As this depressing year slowly crawls to the finish, one of my dearest friends has departed before the New Years bells have chimed in 2013. Brandon Stewart left us last night, way too soon at just age 58. I want you all to know about this amazing person.
Brandon was a true gentleman who as another friend put it, had a “unique style.”
Tthe test of a truly great life is how you are remembered. Brandon never had a bad word to say about anyone, and absolutely no one had a bad word to say about him.
He had great manners. He really liked people and he was particularly fond of animals. He was concerned about and tuned in to the Earth around him.
He was enthusiastic about many things, including the art world, his family, the Boston Red Sox, and Grace Potter & the Nocturnals (for whom his enthusiasm remained strong until the very end).
Brandon was a bachelor, but he was always surrounded by interesting people who truly loved him.
He had a way of making each of the people in his life feel very special. When you talked to him he gave you his full attention, and he was always interested in what you were doing.
At the end of his life he was still able to have contact with many of his closest friends, and at the very end, his beloved cousins were at his bedside.
On October 22nd I was in Brandon’s neighborhood and wanted to stop by, but he said he wasn’t feeling too well and he thought maybe he’d eaten something that didn’t agree with him.
After a few tests, and just weeks later, he was in the hospital, the victim of a very rare, virulent, and virtually untreatable cancer called cholangiocarcinoma.
None of us had any idea how fast his exit would be, but his end came in literally less than two weeks.
Brandon and I met at the Southwest Brooklyn Industrial Development Corporation where he was Executive Director and I was Assistant Director.
He also hired John Dunham, who eventually become my husband. But even after we all stopped working together, Brandon. John and I continued to be close friends.
Hardly a week went by when I didn’t speak to him at least a couple of times about something, even if it was just to say hello.
After decades of friendship, there is no way I’m ever going to fill that void.
There is a moment of little consequence, but it sticks in my mind when I think of Brandon.
He’s in my kitchen at my weekend home, standing next to me at the stove wearing jeans and a faded tee shirt that he slept in.
He’s looking intently at the griddle, ready to flip pancakes. He loved doing this. With his precise “flip!” he never messed up a single one.
Brandon was really fun to be with and a good sport. If I asked him to do something, he usually did it, even if he was dubious about it, such as the time I signed us up for West Coast Swing dance lessons (neither of us are going to make it onto Dancing With The Stars, we were terrible!), or when we collaborated on the creation of a non profit for creative types, called The Metropolitan Tribe.
Once he agreed to do something, he always followed through.
One of the things that really distinguished Brandon was his outwardly calm demeanor.
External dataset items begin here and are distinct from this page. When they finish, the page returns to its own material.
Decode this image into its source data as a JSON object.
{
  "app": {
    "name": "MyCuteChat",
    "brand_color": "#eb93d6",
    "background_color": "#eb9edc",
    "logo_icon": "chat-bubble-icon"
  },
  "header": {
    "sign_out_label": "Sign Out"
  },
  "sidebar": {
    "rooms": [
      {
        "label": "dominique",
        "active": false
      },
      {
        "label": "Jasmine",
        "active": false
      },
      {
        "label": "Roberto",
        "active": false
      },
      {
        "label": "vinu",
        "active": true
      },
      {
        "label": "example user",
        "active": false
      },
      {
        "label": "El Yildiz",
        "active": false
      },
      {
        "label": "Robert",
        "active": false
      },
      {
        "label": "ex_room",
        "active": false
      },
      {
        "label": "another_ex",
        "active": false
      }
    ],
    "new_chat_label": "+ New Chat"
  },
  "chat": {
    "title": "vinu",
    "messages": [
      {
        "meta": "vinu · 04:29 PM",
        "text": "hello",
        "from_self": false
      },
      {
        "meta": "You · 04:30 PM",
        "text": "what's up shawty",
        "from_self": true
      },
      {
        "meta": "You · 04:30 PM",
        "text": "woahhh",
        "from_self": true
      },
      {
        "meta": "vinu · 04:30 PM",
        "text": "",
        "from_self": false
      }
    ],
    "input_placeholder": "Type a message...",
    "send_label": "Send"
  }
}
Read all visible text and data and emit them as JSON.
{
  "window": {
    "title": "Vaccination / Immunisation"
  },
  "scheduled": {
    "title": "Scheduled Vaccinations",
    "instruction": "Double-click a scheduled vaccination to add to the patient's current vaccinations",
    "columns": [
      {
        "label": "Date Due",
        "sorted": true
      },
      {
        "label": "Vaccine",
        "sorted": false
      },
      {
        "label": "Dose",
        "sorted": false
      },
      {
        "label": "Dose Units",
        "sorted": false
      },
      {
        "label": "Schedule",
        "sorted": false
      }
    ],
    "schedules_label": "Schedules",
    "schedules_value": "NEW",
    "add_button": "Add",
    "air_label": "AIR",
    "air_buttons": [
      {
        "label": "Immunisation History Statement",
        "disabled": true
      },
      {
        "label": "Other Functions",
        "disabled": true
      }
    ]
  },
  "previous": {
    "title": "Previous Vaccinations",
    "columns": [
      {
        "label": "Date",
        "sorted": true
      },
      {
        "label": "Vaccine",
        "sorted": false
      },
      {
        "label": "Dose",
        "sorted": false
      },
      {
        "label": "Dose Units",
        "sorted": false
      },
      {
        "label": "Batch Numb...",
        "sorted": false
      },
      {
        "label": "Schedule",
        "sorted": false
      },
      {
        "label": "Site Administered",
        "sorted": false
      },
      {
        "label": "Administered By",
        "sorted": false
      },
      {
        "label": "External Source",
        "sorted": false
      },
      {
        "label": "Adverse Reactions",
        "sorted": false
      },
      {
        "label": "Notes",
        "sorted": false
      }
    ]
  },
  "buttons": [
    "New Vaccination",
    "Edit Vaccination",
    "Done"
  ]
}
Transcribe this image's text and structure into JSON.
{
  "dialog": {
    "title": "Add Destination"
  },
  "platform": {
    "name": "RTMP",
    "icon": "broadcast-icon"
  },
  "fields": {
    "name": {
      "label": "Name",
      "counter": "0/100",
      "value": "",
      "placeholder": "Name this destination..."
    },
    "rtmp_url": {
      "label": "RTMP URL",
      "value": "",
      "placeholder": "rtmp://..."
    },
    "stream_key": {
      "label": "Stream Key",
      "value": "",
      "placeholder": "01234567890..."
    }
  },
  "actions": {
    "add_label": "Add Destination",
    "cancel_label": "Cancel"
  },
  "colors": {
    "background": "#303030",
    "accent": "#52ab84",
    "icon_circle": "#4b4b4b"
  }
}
I have no idea what he was really thinking on the inside.
I remember going to see the movie Alien. Everyone was jumping and yelling, but Brandon merely twitched for a moment, and was quiet.
He was dignified, elegant and remained so until the end. He hardly ever complained unless there was a very good reason. His kind and gentle nature were appreciated by all who knew him.
The last time I saw him in person it was early October. He was waiting for me to stop by and pick up some Grace Potter tickets for a show at the Beacon Theater on November 16th.
I sat in his kitchen, complaining about my apartment renovation that was not going so quickly or so well. He offered tea (well, actually it was a double scotch), and sympathy, then walked me to the train. I never saw him again. Had I had known what was to come, I would have told him how much he meant to me and how much I appreciated his friendship.
I never got the chance. But I’m sure he knew, anyway.
Brandon was one of a kind. The world was a better place for his being in it. The world is poorer for the loss of Brandon Stewart.